On the wings of Trident Juncture 2015
Air crews from Allied and partner nations are training to improve their readiness and ability to work together and interact with land and naval forces during NATO’s Trident Juncture 2015 exercise. More than 160 aircraft including fighter jets, refueling tankers, transport aircraft, helicopters, surveillance planes and drones are training in the exercise, operating from 15 air bases in Italy, Spain, and Portugal, the three Allies hosting Trident Juncture.
Sixteen Allies and three partner nations have sent crews and aircraft to participate in the military exercise, which began on 19 October. Joint air operations focus on various types of missions, including training for defensive and offensive air operations and practicing air-to-air refueling, combat search and rescue, air support for land and naval forces, and tactical air transport operations. “From 21 to 28 October there have been nearly 340 flights out of Beja supporting air operations within Portugal including Portuguese Air Force F-16s, providing simulated enemy air assets out of Monte Real, and AWACS (surveillance) support received from Torrejon, Spain,” said Hellenic Air Force Colonel Georgios Giapitzis, head of the Local Operations Control at Beja, Portugal during Trident Juncture.
Trident Juncture is the Alliance’s biggest and most ambitious exercise in more than a decade. More than 30 nations are taking part, including 36,000 troops at sea, on the ground and in the air. In preparation, the host nations, troop contributing nations and the organising NATO commands coordinated closely with civilian air traffic control counterparts including EUROCONTROL, the European Organisation for the Safety of Air Navigation, to ensure the safe use and management of airspace during Trident Juncture.
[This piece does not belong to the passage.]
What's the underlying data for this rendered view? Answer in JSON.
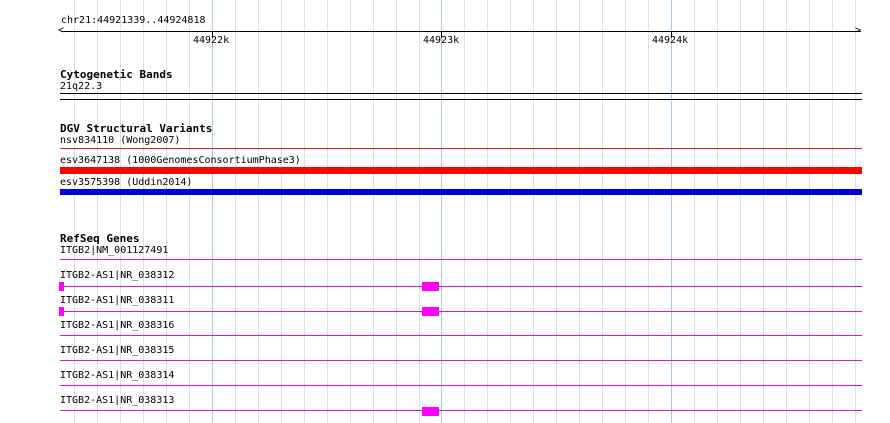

The air component of Exercise Trident Juncture 2015 is being directed by NATO’s Allied Air Command in Ramstein, Germany. Tactical air operations are controlled by the Italian Joint Force Air Component at Poggio Renatico in Northern Italy. They coordinate closely with local operations control units at Trapani in Italy, Albacete in Spain and Beja in Portugal as well as with host nations and troop contributing nations.